A close Catholic friend — now his godfather — entered the story at the right moment. Caelen brought questions and, in a short conversation, felt several misconceptions he had absorbed his whole life begin to collapse.
He realized the Catholic Church wasn’t a caricature of “crazy idol worshippers,” but something he could study without fear. He often returns to a line associated with Ven. Fulton Sheen: that many people don’t actually hate the Catholic Church so much as they hate what they mistakenly believe it to be.
For Caelen, the movement toward Catholicism didn’t happen all at once. It came through “many small moments” of prayer and study — every critique he made of Catholic teaching meeting, in his own mind, a clearer explanation. A major breakthrough came when two Protestant apologists and theologians he admired converted to Catholicism. They understood Scripture and history better than anyone he knew, and once they stopped fighting Catholicism, Caelen felt he could not keep dismissing it himself.
What inspires him most about the present season of preparation is the size and demographic of the catechumens and candidates in his parish—especially the young university students who have “done their research.” He sees a pattern happening more widely in the Western world: people rejecting shallow modern options and returning to tradition that, to him, holds the truth.
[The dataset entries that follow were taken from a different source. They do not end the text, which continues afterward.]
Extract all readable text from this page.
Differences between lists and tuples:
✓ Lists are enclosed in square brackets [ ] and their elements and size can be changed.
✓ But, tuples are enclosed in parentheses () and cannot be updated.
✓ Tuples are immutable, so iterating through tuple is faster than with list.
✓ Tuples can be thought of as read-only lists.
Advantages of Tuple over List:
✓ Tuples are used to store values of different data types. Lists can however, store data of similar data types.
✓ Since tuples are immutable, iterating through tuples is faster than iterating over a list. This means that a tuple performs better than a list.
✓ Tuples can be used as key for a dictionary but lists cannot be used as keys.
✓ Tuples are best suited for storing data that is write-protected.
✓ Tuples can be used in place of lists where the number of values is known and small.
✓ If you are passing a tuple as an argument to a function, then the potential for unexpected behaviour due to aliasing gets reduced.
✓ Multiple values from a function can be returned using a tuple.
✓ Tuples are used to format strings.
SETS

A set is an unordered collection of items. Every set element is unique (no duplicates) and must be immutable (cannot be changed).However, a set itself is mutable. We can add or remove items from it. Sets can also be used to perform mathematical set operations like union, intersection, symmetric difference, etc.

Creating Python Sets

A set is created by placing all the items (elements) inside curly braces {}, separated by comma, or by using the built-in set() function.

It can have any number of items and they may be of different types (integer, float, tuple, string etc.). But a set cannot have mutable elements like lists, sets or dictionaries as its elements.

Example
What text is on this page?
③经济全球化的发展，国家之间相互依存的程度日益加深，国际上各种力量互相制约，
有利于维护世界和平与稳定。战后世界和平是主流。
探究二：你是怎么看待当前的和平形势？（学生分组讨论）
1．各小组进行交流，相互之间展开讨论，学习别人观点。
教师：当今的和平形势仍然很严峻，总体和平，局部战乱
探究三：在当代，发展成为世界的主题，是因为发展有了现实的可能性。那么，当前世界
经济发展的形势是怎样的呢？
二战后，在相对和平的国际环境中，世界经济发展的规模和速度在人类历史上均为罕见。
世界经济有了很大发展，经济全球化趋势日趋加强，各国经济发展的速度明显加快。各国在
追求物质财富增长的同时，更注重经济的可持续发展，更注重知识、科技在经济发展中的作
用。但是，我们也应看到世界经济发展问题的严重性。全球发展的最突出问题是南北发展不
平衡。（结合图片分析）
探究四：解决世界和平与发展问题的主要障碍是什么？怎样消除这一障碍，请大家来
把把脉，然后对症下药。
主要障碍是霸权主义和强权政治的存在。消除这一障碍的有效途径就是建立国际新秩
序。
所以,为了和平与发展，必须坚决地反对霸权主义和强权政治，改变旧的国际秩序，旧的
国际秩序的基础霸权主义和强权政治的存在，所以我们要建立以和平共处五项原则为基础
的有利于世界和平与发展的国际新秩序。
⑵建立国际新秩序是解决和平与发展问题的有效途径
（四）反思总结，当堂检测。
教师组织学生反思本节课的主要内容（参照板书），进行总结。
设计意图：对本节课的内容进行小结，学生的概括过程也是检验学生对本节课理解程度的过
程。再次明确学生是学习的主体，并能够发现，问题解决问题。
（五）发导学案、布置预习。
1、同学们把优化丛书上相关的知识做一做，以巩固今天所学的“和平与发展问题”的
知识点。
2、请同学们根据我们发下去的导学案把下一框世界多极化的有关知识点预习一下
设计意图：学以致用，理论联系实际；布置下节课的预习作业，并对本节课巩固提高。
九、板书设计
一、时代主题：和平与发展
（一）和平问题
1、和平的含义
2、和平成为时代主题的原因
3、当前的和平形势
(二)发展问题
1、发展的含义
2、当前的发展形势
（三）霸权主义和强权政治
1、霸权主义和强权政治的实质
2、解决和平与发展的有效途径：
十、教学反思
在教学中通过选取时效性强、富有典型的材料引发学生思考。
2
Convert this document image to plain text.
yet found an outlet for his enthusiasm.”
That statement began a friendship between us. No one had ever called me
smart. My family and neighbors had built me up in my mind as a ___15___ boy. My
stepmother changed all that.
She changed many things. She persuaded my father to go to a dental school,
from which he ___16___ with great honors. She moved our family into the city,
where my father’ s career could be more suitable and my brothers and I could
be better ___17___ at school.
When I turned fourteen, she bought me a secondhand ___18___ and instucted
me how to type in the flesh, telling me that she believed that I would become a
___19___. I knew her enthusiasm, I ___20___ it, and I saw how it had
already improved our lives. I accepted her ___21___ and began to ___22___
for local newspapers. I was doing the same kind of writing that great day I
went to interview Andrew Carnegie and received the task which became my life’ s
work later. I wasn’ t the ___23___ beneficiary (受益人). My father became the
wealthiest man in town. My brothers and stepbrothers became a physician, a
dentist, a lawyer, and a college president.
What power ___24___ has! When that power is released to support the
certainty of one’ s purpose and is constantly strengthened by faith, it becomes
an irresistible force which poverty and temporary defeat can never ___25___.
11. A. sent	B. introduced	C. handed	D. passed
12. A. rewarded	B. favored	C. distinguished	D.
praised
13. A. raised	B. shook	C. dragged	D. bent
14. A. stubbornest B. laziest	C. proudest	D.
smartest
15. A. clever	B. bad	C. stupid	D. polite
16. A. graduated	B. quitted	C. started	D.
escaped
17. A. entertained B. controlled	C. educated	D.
The belief he names as most meaningful is the Eucharist — Christ truly present in the Blessed Sacrament. He spent 24 years believing the bread was merely symbolic, taken “in remembrance” only.
Accepting the Church’s teaching feels, to him, like recovering something central he had been deprived of. He also says it was the first Catholic doctrine he could accept as a Protestant, because it seemed so clear in Scripture and in Church history. And with that clarity comes a moral seriousness: how could he receive the host while living in sin? That is why he is eager for the Sacrament of Reconciliation as well as the Sacraments of Initiation.
To anyone considering entering the Church, he offers a direct instruction: investigate with an open mind, remove bias, and “put it to the test.” And he urges prayer — because he believes God guides those who sincerely seek Him. He points to Jesus’ promise: “Everyone who is of the truth listens to my voice” (John 18:37).